WASHINGTON (Reuters) - The International Monetary Fund faces a critical test of its willingness to give emerging economic powers more say as it considers who will next chair its policy-setting committee.
Finance ministers from India, Canada and Italy are in the running for the influential post.
Europe has traditionally captained the International Monetary and Financial Committee (IMFC) except for briefly in the early 1980’s when Canada filled the seat.
But with former French finance minister Dominique Strauss-Kahn set to continue a custom of a European becoming IMF Managing Director in a vote this week, IMF board officials say there is growing support among members countries to select Indian Finance Minister Palaniappan Chidambaram IMFC chairman.
“The IMFC chair is not just a ceremonial role, it has some influence in how the IMF’s policies are shared in the end,” said Domenico Lombardi, president of the Oxford Institute for Economic Policy, an institution that aims to bridge the gap between academic research and policy making.
“The current selection is likely to be dominated by the need to engage with emerging market countries,” Lombardi said, adding that while all of the candidates were well suited for the job, Chidambaram” had a clear advantage for this reason.
“It could be a softer way for emerging Asian countries to break into the institution, set a precedent and start pushing more aggressively reforms from within the institution,” he added.
The IMFC position came open in July when former British finance minister Gordon Brown became prime minister, obliging him to give up a post he held for a decade.
IMF board officials, speaking on conditions of anonymity because the selection process was ongoing, said picking Chiadambaram could ease current tensions over Europe’s and the United States’ continuing dominance of global institutions.
Brown was widely regarded as a strong IMFC chairman, influencing the funds’ role in poor countries and broader institutional reforms.
But the significance of the current IMFC election process is that it comes at a time when the institution is searching for a new role in a world where fewer countries are turning to it for emergency loans and big countries are all too often ignoring its policy advice.
Formally, the IMFC is considered an advisory body reporting to the IMF board of governors, made up of the fund’s 185 members, but in practice it provides political legitimacy to the activities and policies of the IMF.
While the selection process of the IMF managing director is more transparent, the appointment of the IMFC chair has yet to be thrown open and is decided by its 24 member countries.
“The IMFC needs to become more aware of its own potential and to push for greater transparency within the broader governance framework of the institution,” said Lombardi, who is a former World Bank board member.

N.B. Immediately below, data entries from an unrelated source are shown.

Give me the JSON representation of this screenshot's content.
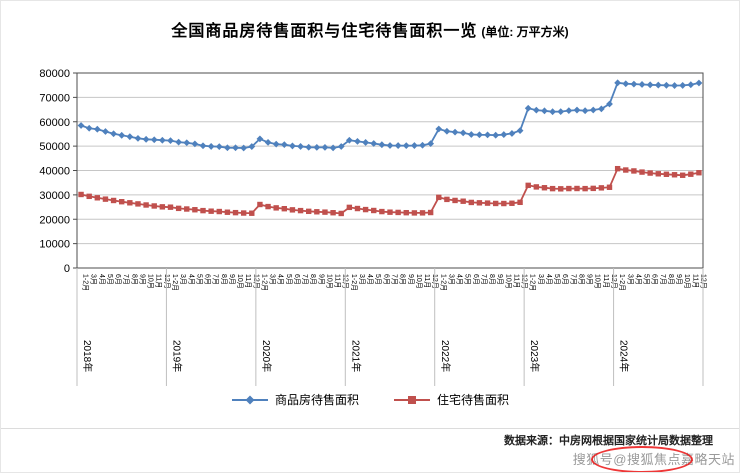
{
  "title": {
    "main": "全国商品房待售面积与住宅待售面积一览",
    "unit": "(单位: 万平方米)"
  },
  "legend": [
    {
      "label": "商品房待售面积",
      "color": "#4F81BD",
      "marker": "diamond"
    },
    {
      "label": "住宅待售面积",
      "color": "#C0504D",
      "marker": "square"
    }
  ],
  "source_note": "数据来源：中房网根据国家统计局数据整理",
  "watermark": "搜狐号@搜狐焦点嘉略天站",
  "chart_data": {
    "type": "line",
    "title": "全国商品房待售面积与住宅待售面积一览",
    "unit": "万平方米",
    "ylabel": "",
    "xlabel": "",
    "ylim": [
      0,
      80000
    ],
    "ytick_step": 10000,
    "grid": true,
    "legend_position": "bottom",
    "years": [
      "2018年",
      "2019年",
      "2020年",
      "2021年",
      "2022年",
      "2023年",
      "2024年"
    ],
    "months_per_year": [
      "1-2月",
      "3月",
      "4月",
      "5月",
      "6月",
      "7月",
      "8月",
      "9月",
      "10月",
      "11月",
      "12月"
    ],
    "series": [
      {
        "name": "商品房待售面积",
        "color": "#4F81BD",
        "marker": "diamond",
        "values": [
          58468,
          57329,
          56940,
          56010,
          55083,
          54428,
          53873,
          53191,
          52789,
          52627,
          52414,
          52251,
          51646,
          51380,
          50928,
          50162,
          49876,
          49784,
          49346,
          49323,
          49221,
          49821,
          52984,
          51525,
          50825,
          50602,
          50081,
          49867,
          49524,
          49477,
          49492,
          49287,
          49850,
          52425,
          51943,
          51511,
          51087,
          50580,
          50261,
          50230,
          50191,
          50232,
          50344,
          51023,
          57026,
          56113,
          55735,
          55433,
          54784,
          54655,
          54605,
          54478,
          54734,
          55203,
          56366,
          65528,
          64770,
          64487,
          64120,
          64159,
          64564,
          64795,
          64537,
          64835,
          65293,
          67295,
          75969,
          75600,
          75450,
          75300,
          75150,
          75050,
          74950,
          74850,
          74900,
          75200,
          75900
        ]
      },
      {
        "name": "住宅待售面积",
        "color": "#C0504D",
        "marker": "square",
        "values": [
          30163,
          29400,
          28800,
          28250,
          27700,
          27200,
          26750,
          26300,
          25850,
          25450,
          25091,
          24952,
          24468,
          24204,
          23905,
          23545,
          23310,
          23166,
          22880,
          22710,
          22550,
          22473,
          26051,
          25200,
          24666,
          24329,
          23855,
          23545,
          23250,
          23066,
          22920,
          22680,
          22379,
          24876,
          24400,
          23970,
          23590,
          23150,
          22900,
          22800,
          22690,
          22600,
          22620,
          22761,
          28985,
          28150,
          27714,
          27400,
          26901,
          26740,
          26620,
          26480,
          26450,
          26560,
          26947,
          33910,
          33270,
          32928,
          32564,
          32481,
          32588,
          32616,
          32566,
          32667,
          32881,
          33119,
          40750,
          40200,
          39820,
          39350,
          38950,
          38650,
          38450,
          38250,
          38050,
          38480,
          39088
        ]
      }
    ]
  }
}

Canada has traditionally had a strong profile among developing countries and is regarded as a neutral player in the broader global political economy.
“Still, it is the long-term interest of the large shareholders to make the IMF more inclusive,” Lombardi added.

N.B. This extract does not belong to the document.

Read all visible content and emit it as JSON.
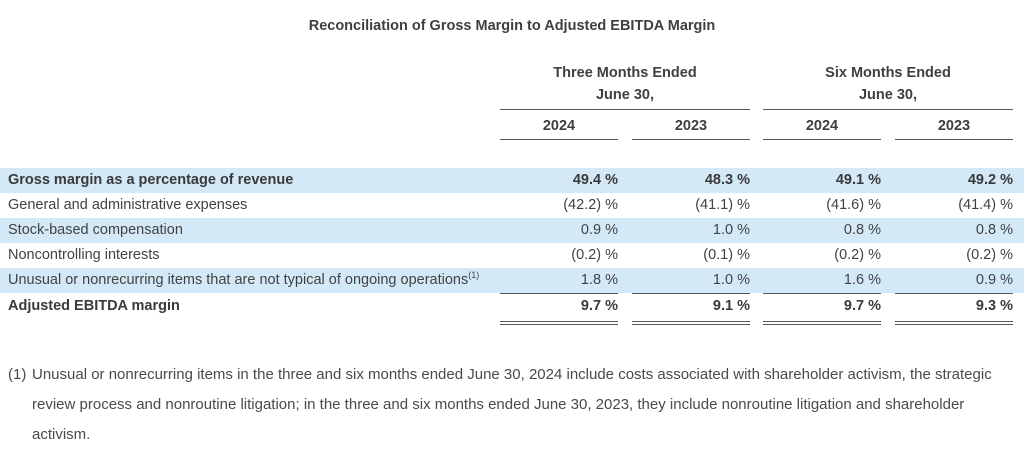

Meanwhile, the United States has said that Italian Finance Minister, Tommaso Padoa-Schioppa, known in international policymaking circles as a competent economist and multilateralist, would make a good candidate.
But Lombardi said if Padoa-Schioppa was not picked for the IMFC job, it would not be because of his credentials for the job. “It’s just that the pendulum is shifting towards other parts of the world,” he noted.
The vote on the IMFC chairman is expected before the IMF fall meeting in October in Washington D.C.